Teachers Union Passes Resolution Saying Capitalism ‘Exploits’ Children

A prominent teachers union in Colorado recently passed a resolution declaring that economic capitalism “inherently exploits children, public schools, land, labor, and resources.”

According to Fox News, the final draft of the resolution passed by the Colorado Education Association (CEA) argues that capitalism exploits children and fails to address “systemic racism.”

“CEA believes that capitalism requires exploitation of children, public schools, land, labor, and/or resources. Capitalism is in opposition to fully addressing systemic racism (the school-to-prison pipeline), climate change, patriarchy, (gender and LGBTQ disparities), education inequality, and income inequality,” the draft states.

A screenshot was leaked of an earlier draft which contained an extra phase added at the end of the paragraph.

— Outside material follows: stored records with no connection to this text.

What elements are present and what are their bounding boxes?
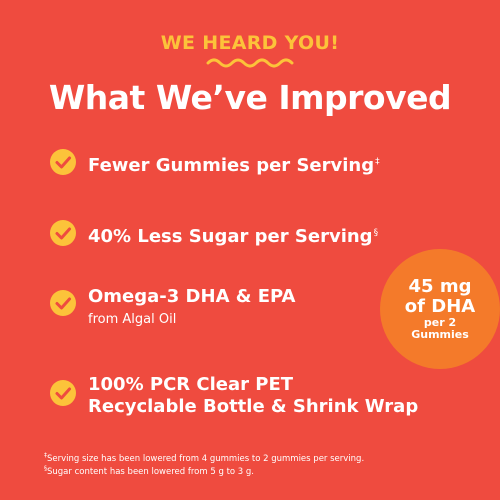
footnote-mark: ‡ (44, 452, 47, 459)
footnote-mark: ‡ (375, 157, 380, 167)
footnote: ‡Serving size has been lowered from 4 gu… (44, 452, 364, 464)
check-icon (50, 149, 76, 175)
check-icon (50, 290, 76, 316)
benefit-label: Fewer Gummies per Serving (88, 155, 375, 176)
badge-nutrient: of DHA (404, 296, 476, 317)
badge-serving: per 2 (423, 316, 457, 329)
footnote-mark: § (373, 228, 379, 238)
eyebrow-heading: WE HEARD YOU! (160, 32, 340, 54)
benefit-label: Omega-3 DHA & EPA (88, 286, 296, 307)
footnote-text: Sugar content has been lowered from 5 g … (47, 466, 255, 477)
footnote-mark: § (44, 465, 47, 472)
dha-badge: 45 mg of DHA per 2 Gummies (380, 249, 500, 369)
badge-unit: Gummies (411, 328, 469, 341)
squiggle-underline-icon (206, 58, 294, 68)
footnote-text: Serving size has been lowered from 4 gum… (47, 453, 365, 464)
badge-amount: 45 mg (408, 276, 472, 297)
check-icon (50, 220, 76, 246)
benefit-sublabel: from Algal Oil (88, 312, 177, 327)
benefit-label: 40% Less Sugar per Serving (88, 226, 373, 247)
check-icon (50, 380, 76, 406)
footnote: §Sugar content has been lowered from 5 g… (44, 465, 254, 477)
page-title: What We’ve Improved (48, 78, 452, 117)
benefit-label: 100% PCR Clear PET (88, 374, 294, 395)
benefit-label-line2: Recyclable Bottle & Shrink Wrap (88, 396, 419, 417)
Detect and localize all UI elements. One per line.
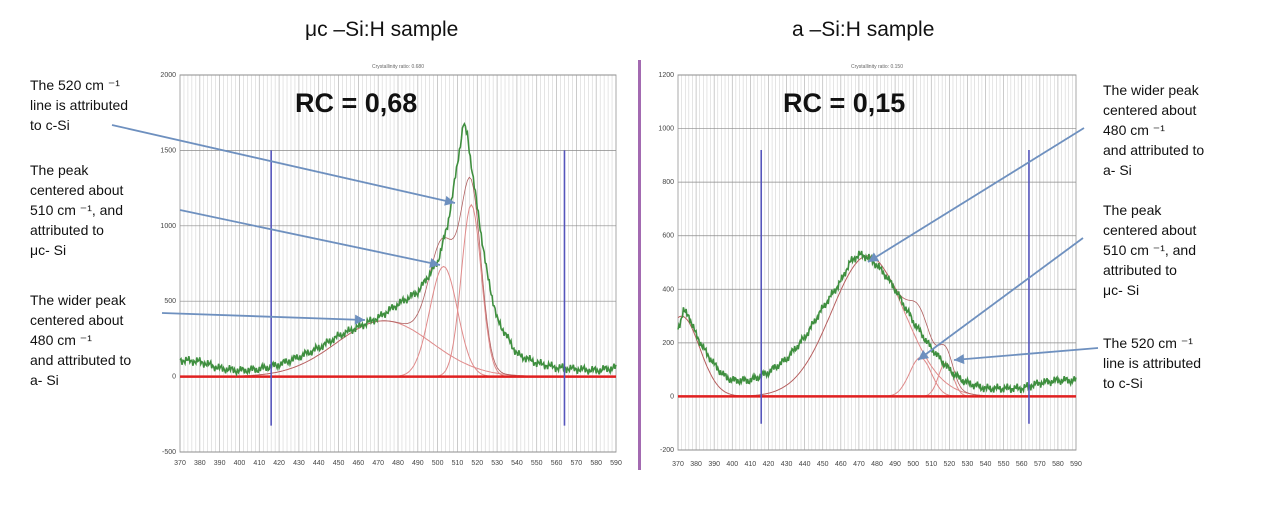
muc-x-tick-label: 420 [273, 460, 285, 467]
asi-annotation-arrowhead-1 [918, 350, 930, 360]
muc-x-tick-label: 590 [610, 460, 622, 467]
muc-x-tick-label: 520 [471, 460, 483, 467]
muc-y-tick-label: 2000 [160, 72, 176, 79]
muc-x-tick-label: 370 [174, 460, 186, 467]
asi-rc-value: RC = 0,15 [783, 88, 905, 118]
muc-x-tick-label: 390 [214, 460, 226, 467]
muc-annotation-arrow-2 [161, 312, 366, 321]
muc-y-tick-label: 1500 [160, 147, 176, 154]
muc-x-tick-label: 480 [392, 460, 404, 467]
asi-y-tick-label: 1200 [658, 72, 674, 79]
muc-y-tick-label: 0 [172, 374, 176, 381]
panel-title-asi: a –Si:H sample [792, 18, 935, 41]
asi-x-tick-label: 380 [690, 461, 702, 468]
muc-annotation-arrow-1 [179, 209, 441, 266]
asi-y-tick-label: 800 [662, 179, 674, 186]
muc-annotation-arrowhead-0 [444, 195, 455, 206]
asi-x-tick-label: 420 [763, 461, 775, 468]
asi-y-tick-label: 200 [662, 340, 674, 347]
annotation-uc-si-right: The peak centered about 510 cm ⁻¹, and a… [1103, 202, 1197, 298]
muc-y-tick-label: -500 [162, 449, 176, 456]
panel-title-muc: μc –Si:H sample [305, 18, 459, 41]
asi-annotation-arrow-1 [917, 237, 1084, 361]
muc-x-tick-label: 510 [452, 460, 464, 467]
asi-x-tick-label: 470 [853, 461, 865, 468]
muc-annotation-arrow-0 [111, 124, 456, 204]
muc-x-tick-label: 490 [412, 460, 424, 467]
asi-chart-small-title: Crystallinity ratio: 0.150 [851, 64, 903, 70]
muc-x-tick-label: 540 [511, 460, 523, 467]
muc-x-tick-label: 450 [333, 460, 345, 467]
asi-x-tick-label: 550 [998, 461, 1010, 468]
muc-x-tick-label: 550 [531, 460, 543, 467]
asi-x-tick-label: 580 [1052, 461, 1064, 468]
annotation-a-si-right: The wider peak centered about 480 cm ⁻¹ … [1103, 82, 1205, 178]
asi-annotation-arrowhead-2 [954, 354, 965, 365]
muc-rc-value: RC = 0,68 [295, 88, 417, 118]
asi-x-tick-label: 490 [889, 461, 901, 468]
muc-x-tick-label: 500 [432, 460, 444, 467]
muc-y-tick-label: 500 [164, 298, 176, 305]
muc-measured-spectrum [179, 121, 617, 378]
annotation-a-si-left: The wider peak centered about 480 cm ⁻¹ … [30, 292, 132, 388]
muc-x-tick-label: 560 [551, 460, 563, 467]
asi-x-tick-label: 570 [1034, 461, 1046, 468]
asi-x-tick-label: 540 [980, 461, 992, 468]
asi-y-tick-label: 600 [662, 233, 674, 240]
asi-x-tick-label: 410 [745, 461, 757, 468]
asi-x-tick-label: 390 [708, 461, 720, 468]
muc-chart-small-title: Crystallinity ratio: 0.680 [372, 64, 424, 70]
asi-x-tick-label: 450 [817, 461, 829, 468]
muc-x-tick-label: 430 [293, 460, 305, 467]
muc-x-tick-label: 470 [372, 460, 384, 467]
asi-x-tick-label: 430 [781, 461, 793, 468]
asi-x-tick-label: 460 [835, 461, 847, 468]
asi-x-tick-label: 560 [1016, 461, 1028, 468]
asi-measured-spectrum [677, 250, 1077, 394]
asi-x-tick-label: 440 [799, 461, 811, 468]
annotation-c-si-left: The 520 cm ⁻¹ line is attributed to c-Si [30, 77, 129, 133]
annotation-uc-si-left: The peak centered about 510 cm ⁻¹, and a… [30, 162, 124, 258]
muc-x-tick-label: 580 [590, 460, 602, 467]
asi-y-tick-label: 0 [670, 393, 674, 400]
muc-x-tick-label: 400 [234, 460, 246, 467]
asi-x-tick-label: 520 [944, 461, 956, 468]
asi-y-tick-label: 400 [662, 286, 674, 293]
muc-x-tick-label: 460 [353, 460, 365, 467]
asi-x-tick-label: 500 [907, 461, 919, 468]
muc-x-tick-label: 440 [313, 460, 325, 467]
panel-divider [638, 60, 641, 470]
asi-y-tick-label: 1000 [658, 126, 674, 133]
muc-x-tick-label: 380 [194, 460, 206, 467]
asi-x-tick-label: 510 [925, 461, 937, 468]
asi-x-tick-label: 400 [726, 461, 738, 468]
asi-annotation-arrow-0 [867, 127, 1085, 263]
asi-annotation-arrowhead-0 [868, 252, 880, 262]
asi-y-tick-label: -200 [660, 447, 674, 454]
muc-y-tick-label: 1000 [160, 223, 176, 230]
asi-x-tick-label: 480 [871, 461, 883, 468]
muc-x-tick-label: 410 [253, 460, 265, 467]
asi-x-tick-label: 590 [1070, 461, 1082, 468]
muc-annotation-arrowhead-2 [354, 314, 365, 325]
muc-x-tick-label: 530 [491, 460, 503, 467]
asi-x-tick-label: 370 [672, 461, 684, 468]
asi-annotation-arrow-2 [953, 347, 1099, 361]
muc-annotation-arrowhead-1 [429, 258, 440, 268]
asi-x-tick-label: 530 [962, 461, 974, 468]
annotation-c-si-right: The 520 cm ⁻¹ line is attributed to c-Si [1103, 335, 1202, 391]
muc-x-tick-label: 570 [571, 460, 583, 467]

The line declared that the CEA’s goal would be “to dismantle capitalism and replace it with a new, equitable economic system.”

In the discarded version of the resolution, a separate line was added, saying, “We are constantly using band-aids and minor reforms to make things better, which is good, but the system itself is the problem, and it needs to be named.”

A former federal official leaked the screenshot of the original draft to an outlet called “The Lion.” The official received the image from a CEA member who opposed the resolution.

The outlet met with CEA director of communications Lauren Stephenson, who acknowledged the legitimacy of the leaked image and the resolution, admitting it was passed secretly because of concerns about “process” and privacy.

The CEA is a Colorado affiliate of the National Education Association (NEA), which has also demonstrated left-leaning tendencies in recent years. NEA’s president, Becky Pringle, recently declared that “racial justice,” “social justice,” and “climate justice” must become “pillars” of her organization’s mission.

“For us at the NEA, education justice must be about racial justice, it must be about social justice, it must be about climate justice. It must be about all of those things. For our students to be able to come to school ready to learn every day–We can never think of education as an isolated system because everything connects to our students’ ability to learn,” Pringle said.

“So, we have to necessarily talk about housing justice, food inequality, and the reality that we all just went through a global pandemic together, and of course, it was the most marginalized communities that were already suffering from the inequalities in every single social system in the country and every country,” Pringle added.